The last chapter chapter 4 discusses several applications of hopf algebras, some of which are further developed in the authors 2011 publication, an introduction to hopf algebras. Montgomery, susan 1993, hopf algebras and their actions on rings, regional conference series in mathematics, 82, providence, rhode island. Montgomery, hopf algebras and their actions on rings. I thank the participants of the course for making it a very enjoyable experience. A survey 369 in the case of an haction on a, we say a subspace v a is hstable if h v v. A general theory of hopf algebras began in the late 1960s swe. Hopf algebra is nice object full of structure a bialgebra with an antipode.
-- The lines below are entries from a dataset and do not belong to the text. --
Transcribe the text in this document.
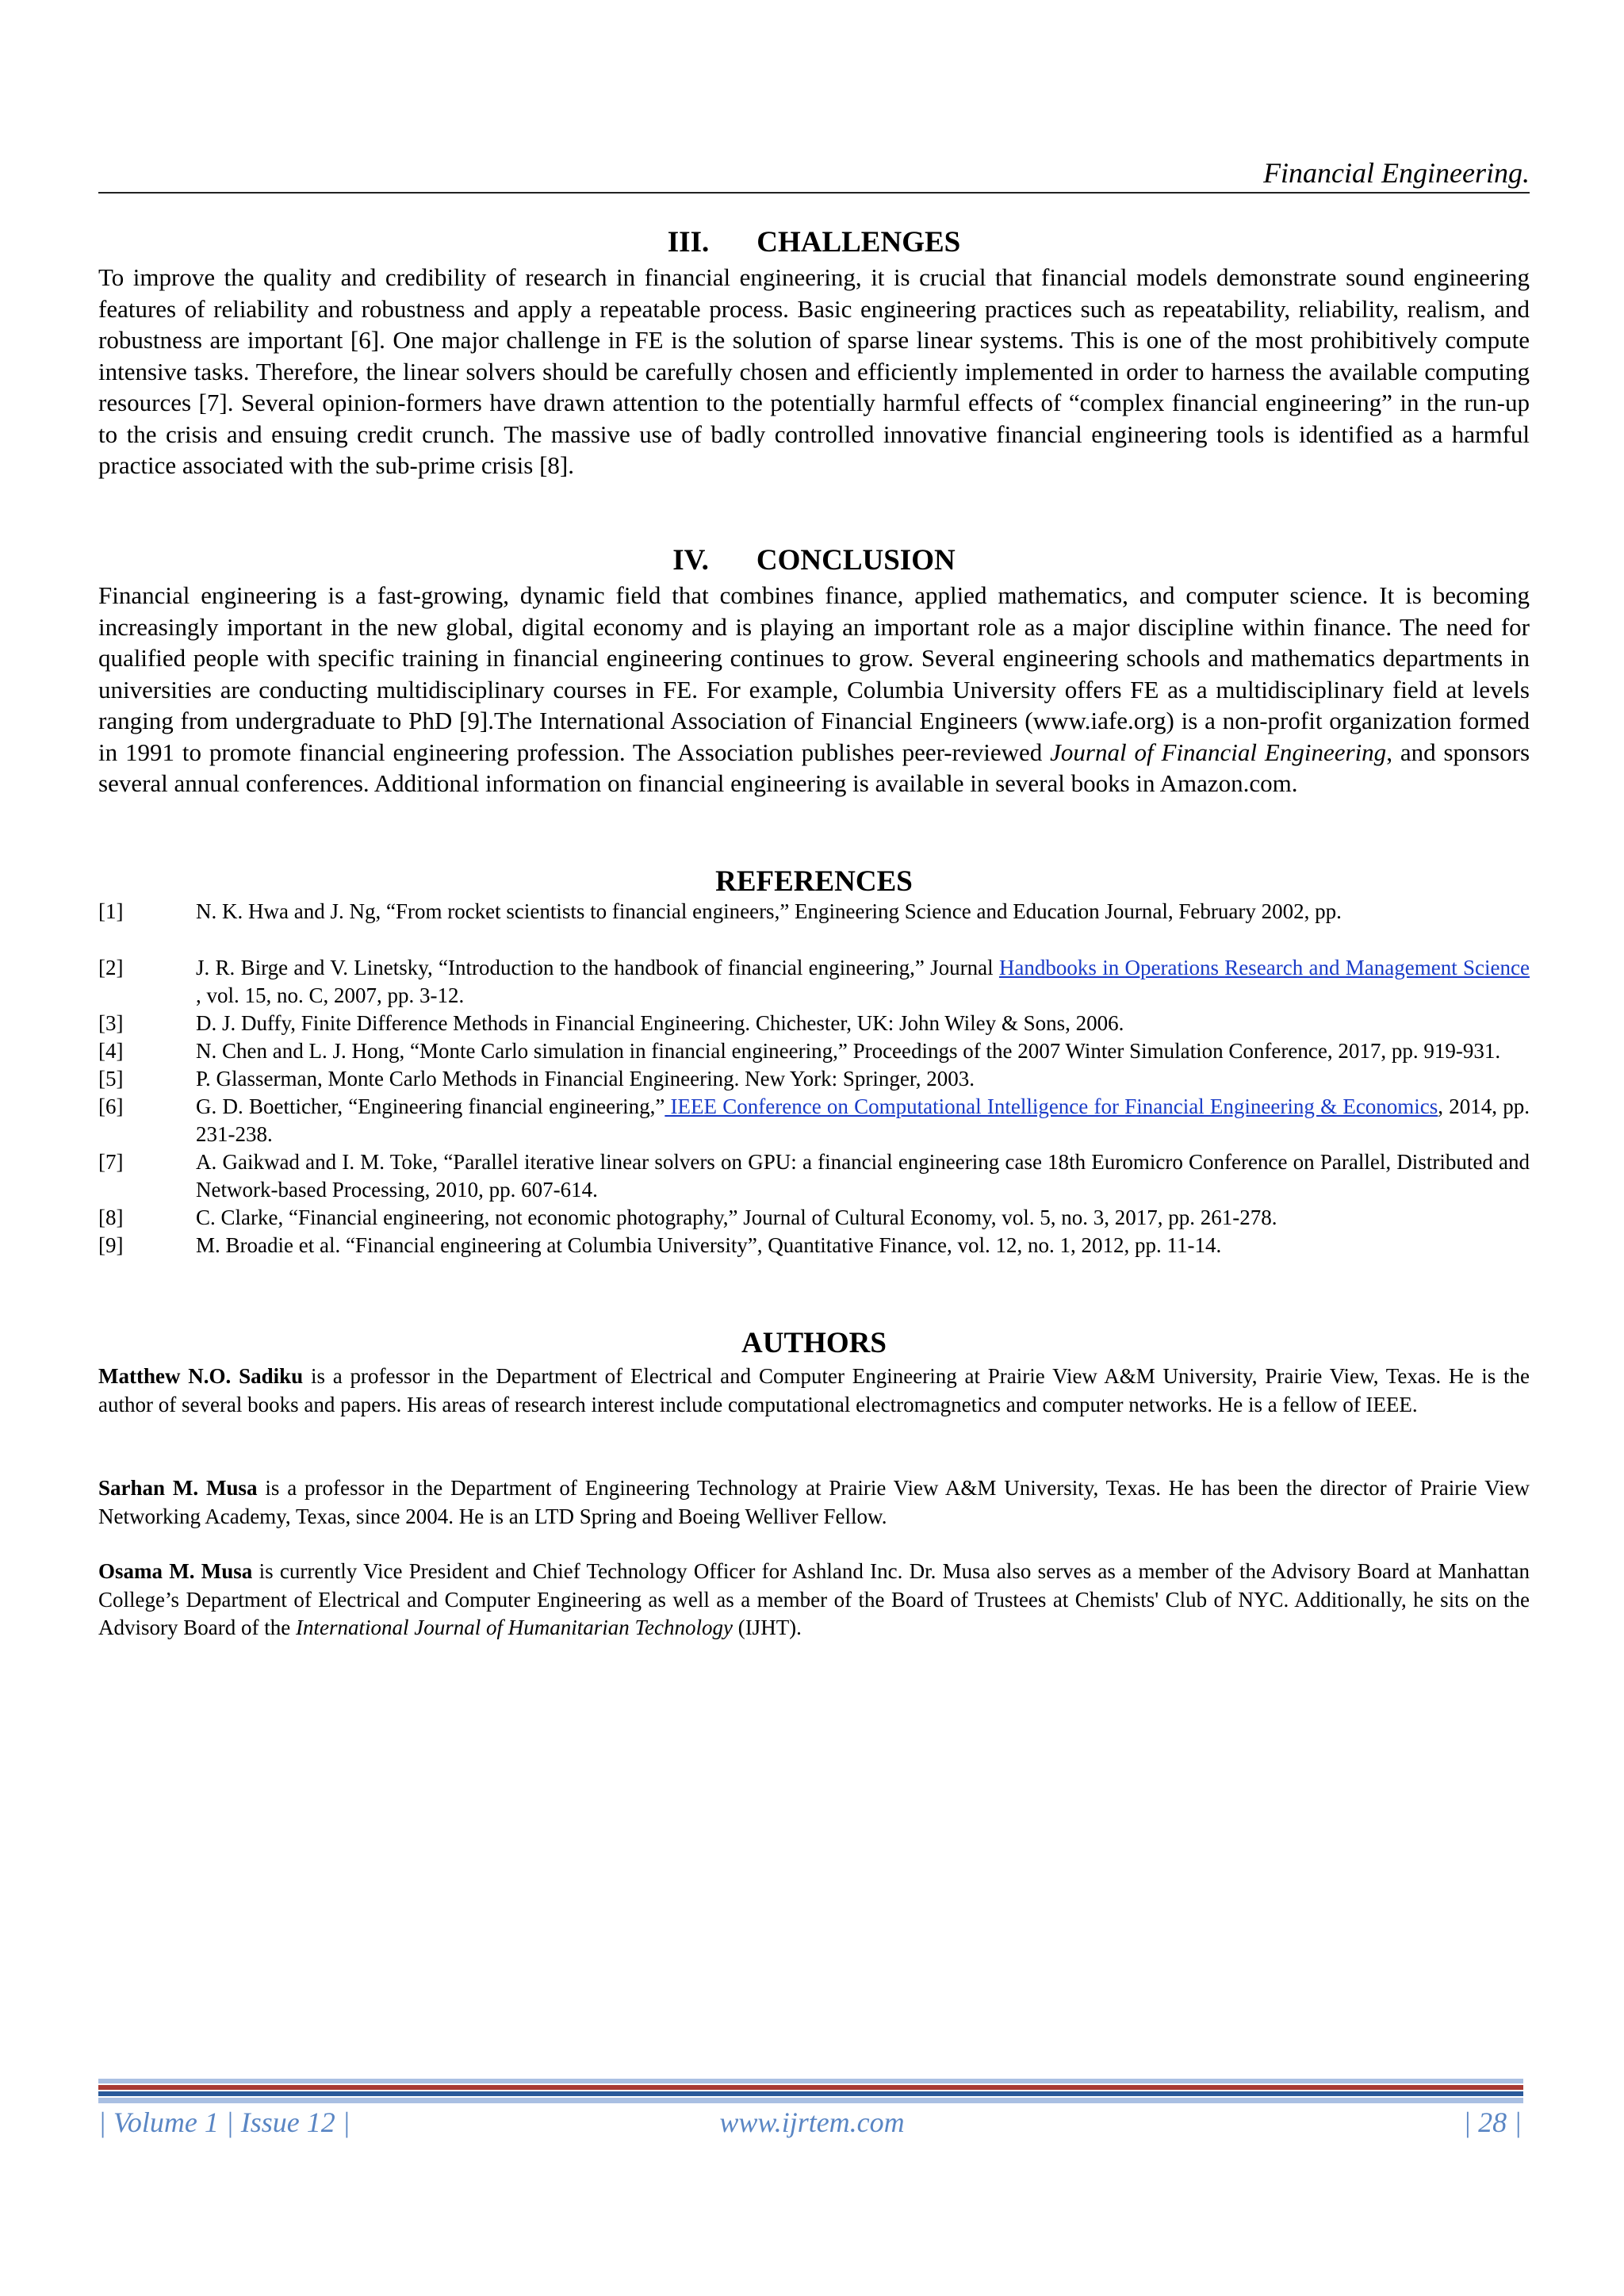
Financial Engineering.
III. CHALLENGES
To improve the quality and credibility of research in financial engineering, it is crucial that financial models demonstrate sound engineering features of reliability and robustness and apply a repeatable process. Basic engineering practices such as repeatability, reliability, realism, and robustness are important [6]. One major challenge in FE is the solution of sparse linear systems. This is one of the most prohibitively compute intensive tasks. Therefore, the linear solvers should be carefully chosen and efficiently implemented in order to harness the available computing resources [7]. Several opinion-formers have drawn attention to the potentially harmful effects of “complex financial engineering” in the run-up to the crisis and ensuing credit crunch. The massive use of badly controlled innovative financial engineering tools is identified as a harmful practice associated with the sub-prime crisis [8].
IV. CONCLUSION
Financial engineering is a fast-growing, dynamic field that combines finance, applied mathematics, and computer science. It is becoming increasingly important in the new global, digital economy and is playing an important role as a major discipline within finance. The need for qualified people with specific training in financial engineering continues to grow. Several engineering schools and mathematics departments in universities are conducting multidisciplinary courses in FE. For example, Columbia University offers FE as a multidisciplinary field at levels ranging from undergraduate to PhD [9].The International Association of Financial Engineers (www.iafe.org) is a non-profit organization formed in 1991 to promote financial engineering profession. The Association publishes peer-reviewed Journal of Financial Engineering, and sponsors several annual conferences. Additional information on financial engineering is available in several books in Amazon.com.
REFERENCES
[1]	N. K. Hwa and J. Ng, “From rocket scientists to financial engineers,” Engineering Science and Education Journal, February 2002, pp.
[2]	J. R. Birge and V. Linetsky, “Introduction to the handbook of financial engineering,” Journal Handbooks in Operations Research and Management Science , vol. 15, no. C, 2007, pp. 3-12.
[3]	D. J. Duffy, Finite Difference Methods in Financial Engineering. Chichester, UK: John Wiley & Sons, 2006.
[4]	N. Chen and L. J. Hong, “Monte Carlo simulation in financial engineering,” Proceedings of the 2007 Winter Simulation Conference, 2017, pp. 919-931.
[5]	P. Glasserman, Monte Carlo Methods in Financial Engineering. New York: Springer, 2003.
[6]	G. D. Boetticher, “Engineering financial engineering,” IEEE Conference on Computational Intelligence for Financial Engineering & Economics, 2014, pp. 231-238.
[7]	A. Gaikwad and I. M. Toke, “Parallel iterative linear solvers on GPU: a financial engineering case 18th Euromicro Conference on Parallel, Distributed and Network-based Processing, 2010, pp. 607-614.
[8]	C. Clarke, “Financial engineering, not economic photography,” Journal of Cultural Economy, vol. 5, no. 3, 2017, pp. 261-278.
[9]	M. Broadie et al. “Financial engineering at Columbia University”, Quantitative Finance, vol. 12, no. 1, 2012, pp. 11-14.
AUTHORS
Matthew N.O. Sadiku is a professor in the Department of Electrical and Computer Engineering at Prairie View A&M University, Prairie View, Texas. He is the author of several books and papers. His areas of research interest include computational electromagnetics and computer networks. He is a fellow of IEEE.
Sarhan M. Musa is a professor in the Department of Engineering Technology at Prairie View A&M University, Texas. He has been the director of Prairie View Networking Academy, Texas, since 2004. He is an LTD Spring and Boeing Welliver Fellow.
Osama M. Musa is currently Vice President and Chief Technology Officer for Ashland Inc. Dr. Musa also serves as a member of the Advisory Board at Manhattan College’s Department of Electrical and Computer Engineering as well as a member of the Board of Trustees at Chemists' Club of NYC. Additionally, he sits on the Advisory Board of the International Journal of Humanitarian Technology (IJHT).
| Volume 1 | Issue 12 |	www.ijrtem.com	| 28 |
In mathematics, a hopf algebra, named after heinz hopf, is a structure that is simultaneously an unital associative algebra and a counital coassociative coalgebra, with these structures compatibility making it a bialgebra, and that moreover is equipped with an antiautomorphism satisfying a certain property. In this paper, we examine the relationship between the jacobson radicals of rings r and their invariants rh under the actions of finite dimensional hopf algebras h. In the general case, we show that these kernels coincide with the categorical left and right hopf kernels of morphisms of hopf algebras defined in andruskiewitsch and devoto extensions of hopf algebras, algebra i analiz 7 1995, 2269. Then a is called an halgebra whenever h acts on products in a via the. To get some idea what it looks like, group itself is a hopf algebra, considered over a field with one element. If a is generated as an algebra by a set b, to prove that a is a bialgebra we only need to check the diagrams in 1. We begin with an introduction to the general study of hopf algebras and their basic properties, then explain why they are a natural choice to generalize the action of finite. If the action is semisimple, a schurweyl type decomposition is obtained. This text aims to provide graduate students with a selfcontained introduction to topics that are at the forefront of modern algebra, namely, coalgebras, bialgebras and hopf algebras. The nondegeneracy of this matrix allows one to define an action of the. Hopf algebras and their actions on rings, cmbs reg. The present article explores the more general situation where a hopf algebra h acts on a. Hopf algebras and their actions on rings extended selected. Hopf algebras and their actions on rings ams bookstore.